3 entry daha
  • 22. ist. film fest. sayesinde kendisini yakından tanıma olanağı yakladığımız, tayvanlı yönetmen.
    çok çok ilginç bir sinemacı şahsımca. senaryolarını da yazıp yönetiği filmlerinde genellikle sakin kameralar, bilindik şaşırtmayan kareler ve uzun süre insanı sıkabilecek anlatımlar söz konus. ama filmin bir yerinde inanılmaz bir görsellik, harika bir replik yakalayabiliyorsunuz.
    ayrıca filmlerin başıhdan sonuna kadar biraz emek verip seyrederseniz, her filmin bütününde, hatta tüm yang filmlerinin toplamında çok açık bir hayata ve sinemaya bakış yakalanabiliyor.
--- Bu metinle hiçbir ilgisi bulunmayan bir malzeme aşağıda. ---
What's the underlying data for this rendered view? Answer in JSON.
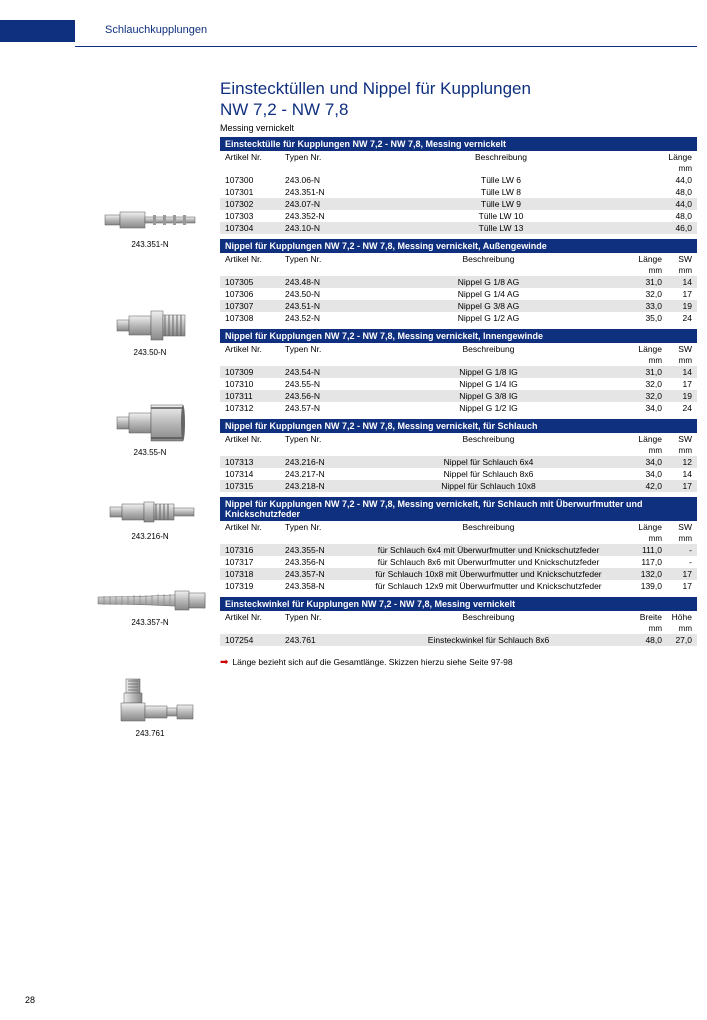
{
  "header": {
    "category": "Schlauchkupplungen"
  },
  "title_l1": "Einstecktüllen und Nippel für Kupplungen",
  "title_l2": "NW 7,2 - NW 7,8",
  "subtitle": "Messing vernickelt",
  "page_number": "28",
  "note": "Länge bezieht sich auf die Gesamtlänge. Skizzen hierzu siehe Seite 97-98",
  "layout": {
    "grid_5col": "60px 70px 1fr 40px 30px",
    "grid_4col": "60px 70px 1fr 45px"
  },
  "sections": [
    {
      "id": "s1",
      "head": "Einstecktülle für Kupplungen NW 7,2 - NW 7,8, Messing vernickelt",
      "image_caption": "243.351-N",
      "cols": [
        "Artikel Nr.",
        "Typen Nr.",
        "Beschreibung",
        "Länge"
      ],
      "units": [
        "",
        "",
        "",
        "mm"
      ],
      "grid": "grid_4col",
      "rows": [
        {
          "stripe": false,
          "c": [
            "107300",
            "243.06-N",
            "Tülle LW 6",
            "44,0"
          ]
        },
        {
          "stripe": false,
          "c": [
            "107301",
            "243.351-N",
            "Tülle LW 8",
            "48,0"
          ]
        },
        {
          "stripe": true,
          "c": [
            "107302",
            "243.07-N",
            "Tülle LW 9",
            "44,0"
          ]
        },
        {
          "stripe": false,
          "c": [
            "107303",
            "243.352-N",
            "Tülle LW 10",
            "48,0"
          ]
        },
        {
          "stripe": true,
          "c": [
            "107304",
            "243.10-N",
            "Tülle LW 13",
            "46,0"
          ]
        }
      ]
    },
    {
      "id": "s2",
      "head": "Nippel für Kupplungen NW 7,2 - NW 7,8, Messing vernickelt, Außengewinde",
      "image_caption": "243.50-N",
      "cols": [
        "Artikel Nr.",
        "Typen Nr.",
        "Beschreibung",
        "Länge",
        "SW"
      ],
      "units": [
        "",
        "",
        "",
        "mm",
        "mm"
      ],
      "grid": "grid_5col",
      "rows": [
        {
          "stripe": true,
          "c": [
            "107305",
            "243.48-N",
            "Nippel G 1/8 AG",
            "31,0",
            "14"
          ]
        },
        {
          "stripe": false,
          "c": [
            "107306",
            "243.50-N",
            "Nippel G 1/4 AG",
            "32,0",
            "17"
          ]
        },
        {
          "stripe": true,
          "c": [
            "107307",
            "243.51-N",
            "Nippel G 3/8 AG",
            "33,0",
            "19"
          ]
        },
        {
          "stripe": false,
          "c": [
            "107308",
            "243.52-N",
            "Nippel G 1/2 AG",
            "35,0",
            "24"
          ]
        }
      ]
    },
    {
      "id": "s3",
      "head": "Nippel für Kupplungen NW 7,2 - NW 7,8, Messing vernickelt, Innengewinde",
      "image_caption": "243.55-N",
      "cols": [
        "Artikel Nr.",
        "Typen Nr.",
        "Beschreibung",
        "Länge",
        "SW"
      ],
      "units": [
        "",
        "",
        "",
        "mm",
        "mm"
      ],
      "grid": "grid_5col",
      "rows": [
        {
          "stripe": true,
          "c": [
            "107309",
            "243.54-N",
            "Nippel G 1/8 IG",
            "31,0",
            "14"
          ]
        },
        {
          "stripe": false,
          "c": [
            "107310",
            "243.55-N",
            "Nippel G 1/4 IG",
            "32,0",
            "17"
          ]
        },
        {
          "stripe": true,
          "c": [
            "107311",
            "243.56-N",
            "Nippel G 3/8 IG",
            "32,0",
            "19"
          ]
        },
        {
          "stripe": false,
          "c": [
            "107312",
            "243.57-N",
            "Nippel G 1/2 IG",
            "34,0",
            "24"
          ]
        }
      ]
    },
    {
      "id": "s4",
      "head": "Nippel für Kupplungen NW 7,2 - NW 7,8, Messing vernickelt, für Schlauch",
      "image_caption": "243.216-N",
      "cols": [
        "Artikel Nr.",
        "Typen Nr.",
        "Beschreibung",
        "Länge",
        "SW"
      ],
      "units": [
        "",
        "",
        "",
        "mm",
        "mm"
      ],
      "grid": "grid_5col",
      "rows": [
        {
          "stripe": true,
          "c": [
            "107313",
            "243.216-N",
            "Nippel für Schlauch 6x4",
            "34,0",
            "12"
          ]
        },
        {
          "stripe": false,
          "c": [
            "107314",
            "243.217-N",
            "Nippel für Schlauch 8x6",
            "34,0",
            "14"
          ]
        },
        {
          "stripe": true,
          "c": [
            "107315",
            "243.218-N",
            "Nippel für Schlauch 10x8",
            "42,0",
            "17"
          ]
        }
      ]
    },
    {
      "id": "s5",
      "head": "Nippel für Kupplungen NW 7,2 - NW 7,8, Messing vernickelt, für Schlauch mit Überwurfmutter und Knickschutzfeder",
      "image_caption": "243.357-N",
      "cols": [
        "Artikel Nr.",
        "Typen Nr.",
        "Beschreibung",
        "Länge",
        "SW"
      ],
      "units": [
        "",
        "",
        "",
        "mm",
        "mm"
      ],
      "grid": "grid_5col",
      "rows": [
        {
          "stripe": true,
          "c": [
            "107316",
            "243.355-N",
            "für Schlauch 6x4 mit Überwurfmutter und Knickschutzfeder",
            "111,0",
            "-"
          ]
        },
        {
          "stripe": false,
          "c": [
            "107317",
            "243.356-N",
            "für Schlauch 8x6 mit Überwurfmutter und Knickschutzfeder",
            "117,0",
            "-"
          ]
        },
        {
          "stripe": true,
          "c": [
            "107318",
            "243.357-N",
            "für Schlauch 10x8 mit Überwurfmutter und Knickschutzfeder",
            "132,0",
            "17"
          ]
        },
        {
          "stripe": false,
          "c": [
            "107319",
            "243.358-N",
            "für Schlauch 12x9 mit Überwurfmutter und Knickschutzfeder",
            "139,0",
            "17"
          ]
        }
      ]
    },
    {
      "id": "s6",
      "head": "Einsteckwinkel für Kupplungen NW 7,2 - NW 7,8, Messing vernickelt",
      "image_caption": "243.761",
      "cols": [
        "Artikel Nr.",
        "Typen Nr.",
        "Beschreibung",
        "Breite",
        "Höhe"
      ],
      "units": [
        "",
        "",
        "",
        "mm",
        "mm"
      ],
      "grid": "grid_5col",
      "rows": [
        {
          "stripe": true,
          "c": [
            "107254",
            "243.761",
            "Einsteckwinkel für Schlauch 8x6",
            "48,0",
            "27,0"
          ]
        }
      ]
    }
  ],
  "image_offsets": [
    122,
    225,
    320,
    414,
    505,
    596
  ]
}
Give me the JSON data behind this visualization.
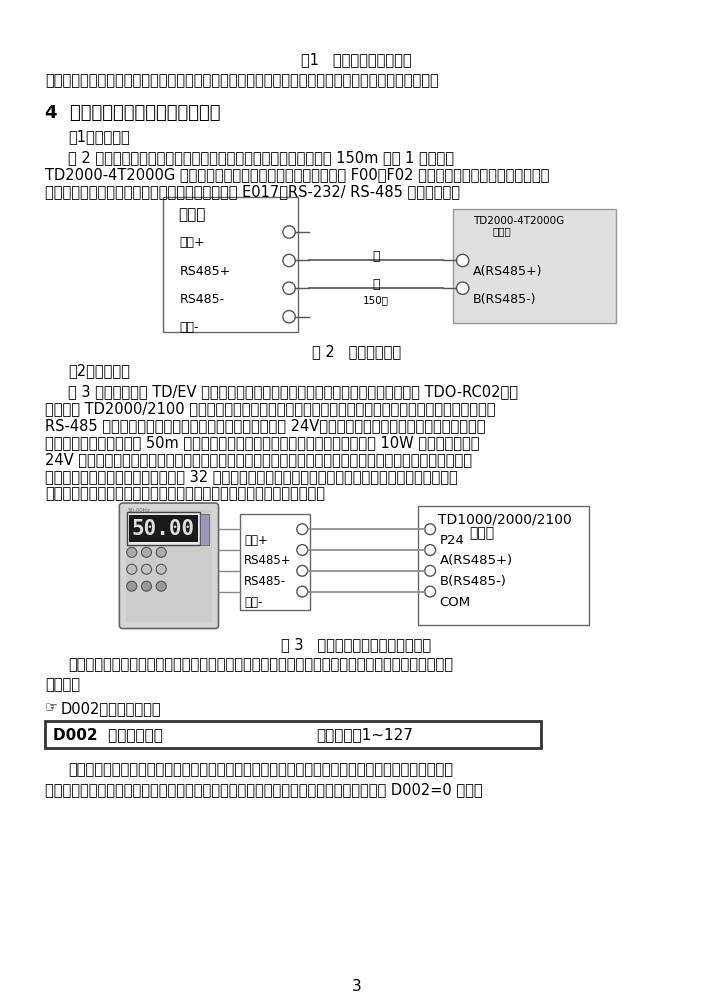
{
  "page_bg": "#ffffff",
  "title_fig1": "图1   艾默生通讯故障定位",
  "text_intro": "而对于无故障代码的通讯故障，则必须首先查看系统配置，找到故障原因所在，然后再重新配置系统。",
  "section4_title": "4  案例分析：远程操作盒无法通讯",
  "subsec1": "（1）故障现象",
  "para1_line1": "图 2 所示为某碳酸钙企业在中控室通过变频器的远程控制盒来操作 150m 外的 1 台艾默生",
  "para1_line2": "TD2000-4T2000G 变频器（研磨机电机），在接好线后，并将 F00、F02 设成了串行通讯设定和通讯控制有",
  "para1_line3": "效外，其余的均用出厂参数，但开机后变频器显示 E017（RS-232/ RS-485 通讯错误）。",
  "fig2_caption": "图 2   远程控制示意",
  "fig2_left_label": "远程盒",
  "fig2_right_label1": "TD2000-4T2000G",
  "fig2_right_label2": "变频器",
  "fig2_t1_left": "电源+",
  "fig2_t2_left": "RS485+",
  "fig2_t3_left": "RS485-",
  "fig2_t4_left": "电源-",
  "fig2_t1_right": "A(RS485+)",
  "fig2_t2_right": "B(RS485-)",
  "fig2_wire1": "橙",
  "fig2_wire2": "褐",
  "fig2_dist": "150米",
  "subsec2": "（2）分析处理",
  "para2_line1": "图 3 所示为艾默生 TD/EV 系列变频器的远程操作器连线示意，该远程操作器型号为 TDO-RC02，与",
  "para2_line2": "其变频器 TD2000/2100 系列操作器键盘的外观、基本操作方法以及显示风格等基本一致。它是采用内置",
  "para2_line3": "RS-485 通讯方式实现远程操作控制的，工作电压为直流 24V，在距离只有几十米的范围内可以采用变频",
  "para2_line4": "器内部直流电源。若超过 50m 以上或者变频器内部直流电源另有他用，可以选用 10W 左右的标准直流",
  "para2_line5": "24V 电源。由于采用通讯方式实现远程操作控制，所以该操作器的安装距离可以在数百米范围内正常工作，",
  "para2_line6": "并且通过采用不同的通讯地址对多达 32 台变频器进行远控操作。这些操作内容包括正反转运行、电动运",
  "para2_line7": "行、停机、功能码设置、功能码参数查看、运行参数查看、故障复位等。",
  "fig3_caption": "图 3   艾默生变频器远程操作器连线",
  "fig3_disp": "50.00",
  "fig3_right_label1": "TD1000/2000/2100",
  "fig3_right_label2": "变频器",
  "fig3_t1_left": "电源+",
  "fig3_t2_left": "RS485+",
  "fig3_t3_left": "RS485-",
  "fig3_t4_left": "电源-",
  "fig3_t1_right": "P24",
  "fig3_t2_right": "A(RS485+)",
  "fig3_t3_right": "B(RS485-)",
  "fig3_t4_right": "COM",
  "para3_line1": "检查变频器与远程操作盒的通讯格式是否匹配，发现两者之间的地址和通讯格式均不一致，现修改参",
  "para3_line2": "数如下：",
  "tip_symbol": "☞",
  "tip_text": "D002：从机地址设置",
  "d002_label": "D002  从机地址设置",
  "d002_range": "设定范围：1~127",
  "para4_line1": "本功能码用于设定当前操作的从机地址，实际有效设定范围为组网从机的本机号码范围，超过组网的",
  "para4_line2": "从机本机号码范围时，无法与指定的从机通讯，则远程控制盒相关控制无效。但是，即使 D002=0 与变频",
  "page_num": "3"
}
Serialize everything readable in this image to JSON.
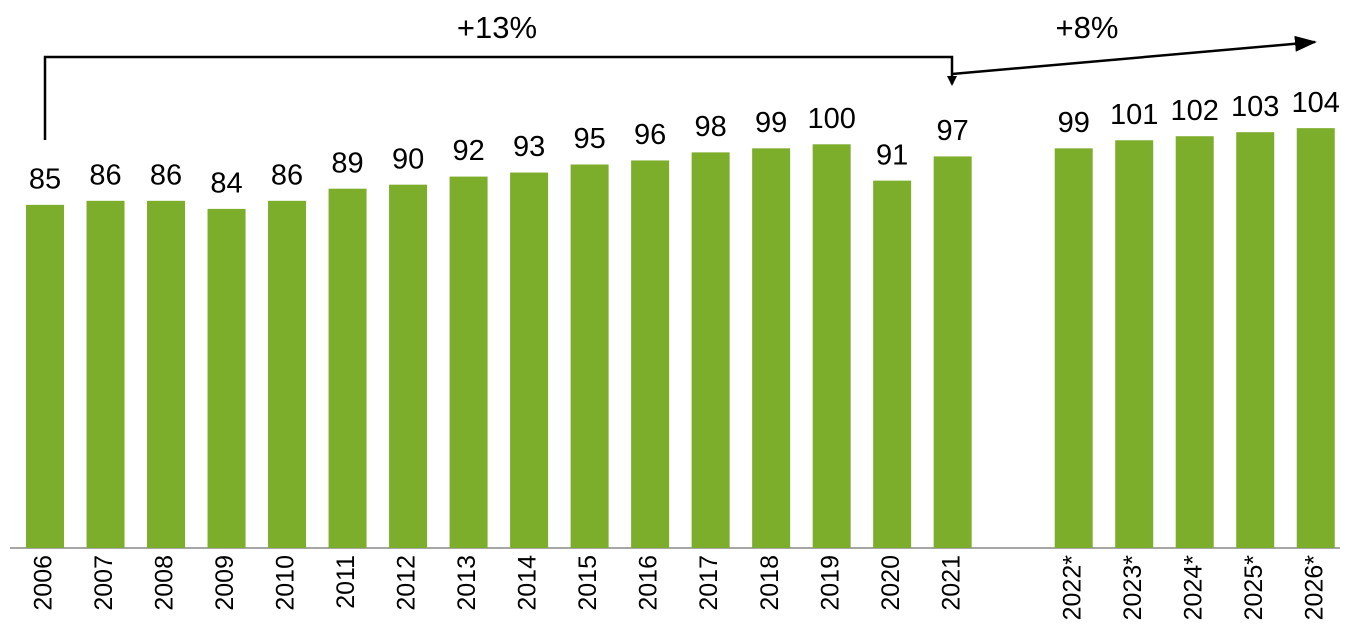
{
  "chart_data": {
    "type": "bar",
    "categories": [
      "2006",
      "2007",
      "2008",
      "2009",
      "2010",
      "2011",
      "2012",
      "2013",
      "2014",
      "2015",
      "2016",
      "2017",
      "2018",
      "2019",
      "2020",
      "2021",
      null,
      "2022*",
      "2023*",
      "2024*",
      "2025*",
      "2026*"
    ],
    "values": [
      85,
      86,
      86,
      84,
      86,
      89,
      90,
      92,
      93,
      95,
      96,
      98,
      99,
      100,
      91,
      97,
      null,
      99,
      101,
      102,
      103,
      104
    ],
    "color": "#7cad2b",
    "ylim": [
      0,
      135
    ],
    "annotations": [
      "+13%",
      "+8%"
    ]
  }
}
    yang, açık olark hayatı sorguluyor. ama entellektüel bir bakış açısı ile ya da fransız yeni dalgası gibi değil, herhangi bir insan hayatı nasıl sorgularsa öyle sorgulyor hayatı. daha doğrus filmlerindeki karakterlerin, gerçek insanların sorgulamalarını yansıtıyor öncelikle. sonra bir umut, bu sorgulamadan bir yenilik, bir açılım, hayatta şaşırtıcı bir atlam olabilir mi diye düşyündürüyor, hem karakterlerine hem de izleyiciye. ama sonuçta bunlar olmuyor. yang, gayet kabullenici tarzı ile hayatı işlemeye devam ediyor. hayat daha önce nasıl devam ediyorsa öyl edevam ediyor. ya da tüm çablara karşı yoluna nasıl gitmesi gerekiyorsa öyle gidiyor hayat.
    sonuç olarak yang filmlerinden çıkışta, insan başka hiç bir filmde hissetmediği duygularla gidiyor yoluna.

    ve en önemlisi, zaman geçtikçe yang filmlerinin tadı artıyor, değeri artıyor.